Dr Ngianga-Bakwin Kandala

Dr Ngianga-Bakwin Kandala

Ngianga-Bakwin Kandala is currently a Principal Research Fellow  in Health Technology Assessment and has a joint appointment with the University of Oxford (KEMRI-Oxford Collaborative Programme) and the University of Warwick, Warwick Medical School, Division of Health Sciences, Population and Evidence Group. In addition, he is visiting Professor at the University of Witwatersrand, South Africa.

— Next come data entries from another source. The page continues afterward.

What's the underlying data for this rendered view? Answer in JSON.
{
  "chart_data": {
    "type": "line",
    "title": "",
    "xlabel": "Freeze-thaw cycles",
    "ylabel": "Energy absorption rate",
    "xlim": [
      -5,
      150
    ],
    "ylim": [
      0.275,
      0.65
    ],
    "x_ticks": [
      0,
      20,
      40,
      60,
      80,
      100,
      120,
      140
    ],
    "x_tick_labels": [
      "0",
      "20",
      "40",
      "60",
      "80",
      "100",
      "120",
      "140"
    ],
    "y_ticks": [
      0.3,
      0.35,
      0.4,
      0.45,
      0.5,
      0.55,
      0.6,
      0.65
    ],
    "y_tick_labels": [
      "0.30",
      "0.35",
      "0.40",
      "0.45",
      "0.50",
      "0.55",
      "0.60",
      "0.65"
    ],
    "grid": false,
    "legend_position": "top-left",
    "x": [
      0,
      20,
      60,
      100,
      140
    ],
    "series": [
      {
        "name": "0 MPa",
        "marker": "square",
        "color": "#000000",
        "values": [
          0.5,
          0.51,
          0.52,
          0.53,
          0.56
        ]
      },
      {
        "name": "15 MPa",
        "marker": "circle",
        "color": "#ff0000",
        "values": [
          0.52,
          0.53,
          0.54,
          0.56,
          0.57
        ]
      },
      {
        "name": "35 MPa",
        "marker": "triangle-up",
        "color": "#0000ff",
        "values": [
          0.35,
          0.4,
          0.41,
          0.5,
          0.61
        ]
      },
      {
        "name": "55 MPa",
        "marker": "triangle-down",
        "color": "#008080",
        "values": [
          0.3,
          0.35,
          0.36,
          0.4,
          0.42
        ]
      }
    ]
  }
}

He previously worked as a Medical Statistician at the University of Southampton and King’s College London; was a Mellon foundation fellow at the University of Montreal, Canada; an Associate Lecturer at the University of Lagos, Nigeria; and an Associate Professor at the University of Botswana. He obtained a PhD in Economics/Statistics from the University of Munich (LMU) in Germany in February 2002.  

For the past 16 years, his main research interests have been in Bayesian statistical methods and their application to epidemiology and health. In particular, addressing maternal and child health and a variety of health-related health inequalities (including chronic conditions) both in the developing countries and command economies, using large scale household data. He has been Principal Investigator on grants from Economic and Social Research Council (ESRC), the British Council and the National Institute for Health Research (NIHR).

Kandala has published widely in high-impact, peer reviewed journals in both the field of Statistics and Health in diverse populations. Further, he has recently published a book with Springer Science on ‘Advance Techniques in modelling Maternal and child health in Africa’ (2014).
 
His current research interests include, statistical methods applied to epidemiology, survival analysis, meta-analysis, Bayesian Analysis, Health Economics and Health Technology Assessment.